On this page
- The scenario
- Step 1: Set up testing
- Step 2: Run the suite from Test runs
- Step 3: Read the results and diagnostics
- Step 4: Check coverage and preview the build
The scenario
You’re working on a project without a reliable safety net, and you want one before shipping changes: a test suite you can run on demand, coverage you can track, build previews to confirm the app actually runs, and clear diagnostics when something breaks. This walkthrough sets all of that up in Test Center and runs it end to end.Step 1: Set up testing
Open Test Center from the sidebar. Test Center brings builds, tests, coverage, logs, and broken-build diagnostics into one place. If the project doesn’t have testing configured yet, start with the setup wizard. It detects your project’s components and recommends a test framework for each (which you can override), lets you choose where tests live (atests/ directory or alongside the source), and lets you tick which kinds of initial tests to generate — Unit, Integration, or End-to-end. Press Set up + generate and an autonomous agent handles the install, scaffolding, and writing those first tests, so even a project starting from nothing ends up with a working test setup.
Once testing is configured, the wizard becomes Re-configure testing, and Re-sync CI regenerates the GitHub Actions workflows from the latest DevStation templates and opens a pull request.

Step 2: Run the suite from Test runs
With testing configured, open the Tests tab and its Test runs view, then press Run tests to execute the suite. Each run is recorded in the list with an identifier, a quick pass summary, and a timestamp, so you build up a history you can return to. Re-running is a single click whenever you want to re-verify after a change.
Step 3: Read the results and diagnostics
Select a run to open its detail. The run header shows whether it passed, along with when it started, how long it took, and its exit code; metric cards break the outcome down into Passed, Failed, Skipped, and Total. Beneath them, Full output gives you the raw test log to read line by line. When a build or run breaks, switch to the Diagnostics view (alongside Test runs) for an analysis of what went wrong — so you can go from a red run to a root cause without hunting through logs elsewhere.
Step 4: Check coverage and preview the build
Switch to the Coverage tab to see how much of the codebase your tests exercise.
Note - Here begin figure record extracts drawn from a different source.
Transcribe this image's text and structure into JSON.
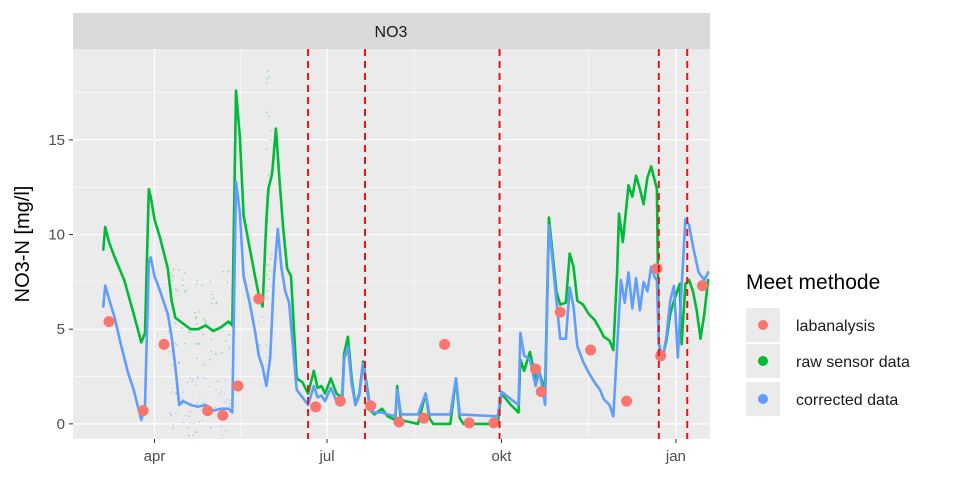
{
  "chart_data": {
    "type": "scatter",
    "facet_title": "NO3",
    "ylabel": "NO3-N [mg/l]",
    "xlabel": "",
    "x_unit": "day of year (2023-03-01 = 0)",
    "xlim": [
      -12,
      324
    ],
    "ylim": [
      -0.8,
      19.8
    ],
    "y_ticks": [
      0,
      5,
      10,
      15
    ],
    "x_ticks": [
      {
        "label": "apr",
        "x": 31
      },
      {
        "label": "jul",
        "x": 122
      },
      {
        "label": "okt",
        "x": 214
      },
      {
        "label": "jan",
        "x": 306
      }
    ],
    "grid": true,
    "legend_position": "right",
    "legend_title": "Meet methode",
    "vlines": [
      112,
      142,
      213,
      297,
      312
    ],
    "vline_color": "#ee1111",
    "series": [
      {
        "name": "labanalysis",
        "color": "#f8766d",
        "mode": "points",
        "points": [
          [
            7,
            5.4
          ],
          [
            25,
            0.7
          ],
          [
            36,
            4.2
          ],
          [
            59,
            0.7
          ],
          [
            67,
            0.45
          ],
          [
            75,
            2.0
          ],
          [
            86,
            6.6
          ],
          [
            116,
            0.9
          ],
          [
            129,
            1.2
          ],
          [
            145,
            0.95
          ],
          [
            160,
            0.1
          ],
          [
            173,
            0.3
          ],
          [
            184,
            4.2
          ],
          [
            197,
            0.05
          ],
          [
            210,
            0.05
          ],
          [
            232,
            2.9
          ],
          [
            235,
            1.7
          ],
          [
            245,
            5.9
          ],
          [
            261,
            3.9
          ],
          [
            280,
            1.2
          ],
          [
            296,
            8.2
          ],
          [
            298,
            3.6
          ],
          [
            320,
            7.3
          ]
        ]
      },
      {
        "name": "raw sensor data",
        "color": "#00ba38",
        "mode": "line",
        "points": [
          [
            4,
            9.2
          ],
          [
            5,
            10.4
          ],
          [
            7,
            9.6
          ],
          [
            10,
            8.8
          ],
          [
            15,
            7.6
          ],
          [
            20,
            5.8
          ],
          [
            24,
            4.3
          ],
          [
            26,
            4.8
          ],
          [
            28,
            12.4
          ],
          [
            29,
            12.0
          ],
          [
            31,
            10.8
          ],
          [
            34,
            9.8
          ],
          [
            38,
            8.2
          ],
          [
            40,
            6.5
          ],
          [
            42,
            5.6
          ],
          [
            46,
            5.3
          ],
          [
            50,
            5.0
          ],
          [
            54,
            5.0
          ],
          [
            58,
            5.2
          ],
          [
            62,
            4.9
          ],
          [
            66,
            5.1
          ],
          [
            70,
            5.4
          ],
          [
            72,
            5.2
          ],
          [
            74,
            17.6
          ],
          [
            76,
            15.2
          ],
          [
            78,
            11.0
          ],
          [
            81,
            9.4
          ],
          [
            84,
            7.8
          ],
          [
            86,
            6.8
          ],
          [
            88,
            6.2
          ],
          [
            90,
            10.8
          ],
          [
            91,
            12.4
          ],
          [
            93,
            13.2
          ],
          [
            95,
            15.6
          ],
          [
            97,
            12.8
          ],
          [
            99,
            10.2
          ],
          [
            101,
            8.2
          ],
          [
            103,
            7.8
          ],
          [
            106,
            2.4
          ],
          [
            109,
            2.2
          ],
          [
            112,
            1.6
          ],
          [
            115,
            2.8
          ],
          [
            117,
            1.9
          ],
          [
            119,
            2.0
          ],
          [
            121,
            1.6
          ],
          [
            124,
            2.4
          ],
          [
            127,
            1.6
          ],
          [
            130,
            1.4
          ],
          [
            131,
            3.7
          ],
          [
            133,
            4.6
          ],
          [
            135,
            2.4
          ],
          [
            137,
            1.0
          ],
          [
            139,
            1.6
          ],
          [
            141,
            3.3
          ],
          [
            143,
            2.0
          ],
          [
            145,
            0.7
          ],
          [
            147,
            0.5
          ],
          [
            151,
            0.8
          ],
          [
            154,
            0.4
          ],
          [
            158,
            0.2
          ],
          [
            159,
            2.0
          ],
          [
            161,
            0.2
          ],
          [
            170,
            0.0
          ],
          [
            174,
            1.6
          ],
          [
            176,
            0.3
          ],
          [
            178,
            0.0
          ],
          [
            187,
            0.0
          ],
          [
            190,
            2.4
          ],
          [
            192,
            0.3
          ],
          [
            194,
            0.0
          ],
          [
            212,
            0.0
          ],
          [
            214,
            1.6
          ],
          [
            219,
            1.0
          ],
          [
            223,
            0.6
          ],
          [
            224,
            3.4
          ],
          [
            226,
            2.8
          ],
          [
            229,
            3.8
          ],
          [
            232,
            2.4
          ],
          [
            234,
            2.7
          ],
          [
            237,
            1.8
          ],
          [
            239,
            10.9
          ],
          [
            241,
            9.0
          ],
          [
            243,
            7.0
          ],
          [
            245,
            6.3
          ],
          [
            248,
            6.4
          ],
          [
            250,
            9.0
          ],
          [
            252,
            8.3
          ],
          [
            254,
            6.5
          ],
          [
            257,
            6.3
          ],
          [
            260,
            5.8
          ],
          [
            263,
            5.5
          ],
          [
            266,
            5.0
          ],
          [
            268,
            4.6
          ],
          [
            271,
            4.4
          ],
          [
            273,
            3.9
          ],
          [
            275,
            8.0
          ],
          [
            276,
            11.1
          ],
          [
            278,
            9.6
          ],
          [
            281,
            12.6
          ],
          [
            283,
            12.0
          ],
          [
            285,
            13.1
          ],
          [
            287,
            12.4
          ],
          [
            289,
            11.6
          ],
          [
            291,
            13.0
          ],
          [
            293,
            13.6
          ],
          [
            295,
            12.8
          ],
          [
            296,
            12.4
          ],
          [
            297,
            4.2
          ],
          [
            299,
            3.5
          ],
          [
            301,
            4.4
          ],
          [
            303,
            5.8
          ],
          [
            305,
            6.5
          ],
          [
            308,
            7.4
          ],
          [
            309,
            4.2
          ],
          [
            311,
            7.4
          ],
          [
            313,
            7.6
          ],
          [
            315,
            7.0
          ],
          [
            317,
            6.0
          ],
          [
            319,
            4.5
          ],
          [
            321,
            5.8
          ],
          [
            323,
            7.6
          ]
        ]
      },
      {
        "name": "corrected data",
        "color": "#619cff",
        "mode": "line",
        "points": [
          [
            4,
            6.2
          ],
          [
            5,
            7.3
          ],
          [
            7,
            6.6
          ],
          [
            10,
            5.6
          ],
          [
            13,
            4.3
          ],
          [
            17,
            2.7
          ],
          [
            20,
            1.8
          ],
          [
            24,
            0.2
          ],
          [
            26,
            1.0
          ],
          [
            28,
            8.5
          ],
          [
            29,
            8.8
          ],
          [
            31,
            7.8
          ],
          [
            34,
            7.0
          ],
          [
            38,
            5.8
          ],
          [
            40,
            4.6
          ],
          [
            42,
            3.0
          ],
          [
            44,
            1.0
          ],
          [
            46,
            1.2
          ],
          [
            50,
            1.0
          ],
          [
            54,
            0.9
          ],
          [
            58,
            1.0
          ],
          [
            62,
            0.7
          ],
          [
            66,
            0.8
          ],
          [
            70,
            0.8
          ],
          [
            72,
            0.6
          ],
          [
            74,
            12.8
          ],
          [
            76,
            11.2
          ],
          [
            78,
            7.8
          ],
          [
            81,
            6.5
          ],
          [
            84,
            4.9
          ],
          [
            86,
            3.6
          ],
          [
            88,
            3.0
          ],
          [
            90,
            2.0
          ],
          [
            92,
            3.5
          ],
          [
            94,
            7.8
          ],
          [
            96,
            10.3
          ],
          [
            98,
            8.2
          ],
          [
            100,
            7.0
          ],
          [
            102,
            6.4
          ],
          [
            106,
            1.8
          ],
          [
            109,
            1.4
          ],
          [
            112,
            1.0
          ],
          [
            115,
            2.0
          ],
          [
            117,
            1.4
          ],
          [
            119,
            1.5
          ],
          [
            121,
            1.2
          ],
          [
            124,
            1.9
          ],
          [
            127,
            1.2
          ],
          [
            130,
            1.1
          ],
          [
            131,
            3.4
          ],
          [
            133,
            4.1
          ],
          [
            135,
            2.1
          ],
          [
            137,
            1.0
          ],
          [
            139,
            1.5
          ],
          [
            141,
            3.2
          ],
          [
            143,
            1.8
          ],
          [
            145,
            0.7
          ],
          [
            147,
            0.6
          ],
          [
            151,
            0.6
          ],
          [
            154,
            0.5
          ],
          [
            158,
            0.4
          ],
          [
            159,
            1.8
          ],
          [
            161,
            0.5
          ],
          [
            170,
            0.5
          ],
          [
            174,
            1.6
          ],
          [
            176,
            0.5
          ],
          [
            187,
            0.5
          ],
          [
            190,
            2.4
          ],
          [
            192,
            0.5
          ],
          [
            212,
            0.4
          ],
          [
            214,
            1.7
          ],
          [
            219,
            1.3
          ],
          [
            223,
            1.0
          ],
          [
            224,
            4.8
          ],
          [
            226,
            3.6
          ],
          [
            229,
            3.4
          ],
          [
            232,
            2.0
          ],
          [
            234,
            2.8
          ],
          [
            237,
            1.0
          ],
          [
            239,
            10.5
          ],
          [
            241,
            8.6
          ],
          [
            243,
            6.5
          ],
          [
            245,
            4.5
          ],
          [
            248,
            4.5
          ],
          [
            250,
            7.2
          ],
          [
            252,
            6.2
          ],
          [
            254,
            4.1
          ],
          [
            257,
            3.3
          ],
          [
            260,
            2.7
          ],
          [
            263,
            2.2
          ],
          [
            266,
            1.8
          ],
          [
            268,
            1.3
          ],
          [
            271,
            1.0
          ],
          [
            273,
            0.4
          ],
          [
            275,
            4.0
          ],
          [
            277,
            7.6
          ],
          [
            279,
            6.4
          ],
          [
            281,
            8.0
          ],
          [
            283,
            6.1
          ],
          [
            285,
            7.7
          ],
          [
            287,
            6.0
          ],
          [
            289,
            7.5
          ],
          [
            291,
            7.0
          ],
          [
            293,
            8.3
          ],
          [
            295,
            7.7
          ],
          [
            296,
            7.6
          ],
          [
            297,
            4.3
          ],
          [
            299,
            3.4
          ],
          [
            301,
            4.6
          ],
          [
            303,
            6.5
          ],
          [
            305,
            7.3
          ],
          [
            307,
            3.5
          ],
          [
            309,
            7.2
          ],
          [
            311,
            10.8
          ],
          [
            313,
            10.5
          ],
          [
            315,
            9.4
          ],
          [
            318,
            8.0
          ],
          [
            321,
            7.6
          ],
          [
            323,
            8.0
          ]
        ]
      }
    ]
  }
}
Because the runner uses your framework’s native coverage flags, the report here is parsed automatically from a run with coverage enabled — no extra wiring. Use it to find untested areas and to track the number over time as you add tests. Finally, open Live Preview to see the built application itself, confirming not just that tests pass but that the build actually runs. Together, Coverage and Live Preview round out the picture: tests green, coverage visible, build verified.
Starting from a project with little or no verification, you’ve configured testing through the wizard (an agent scaffolding the framework and writing the first tests), run the suite and read its results, diagnosed failures in one place, and confirmed coverage and a working build — a safety net you can re-run on every change.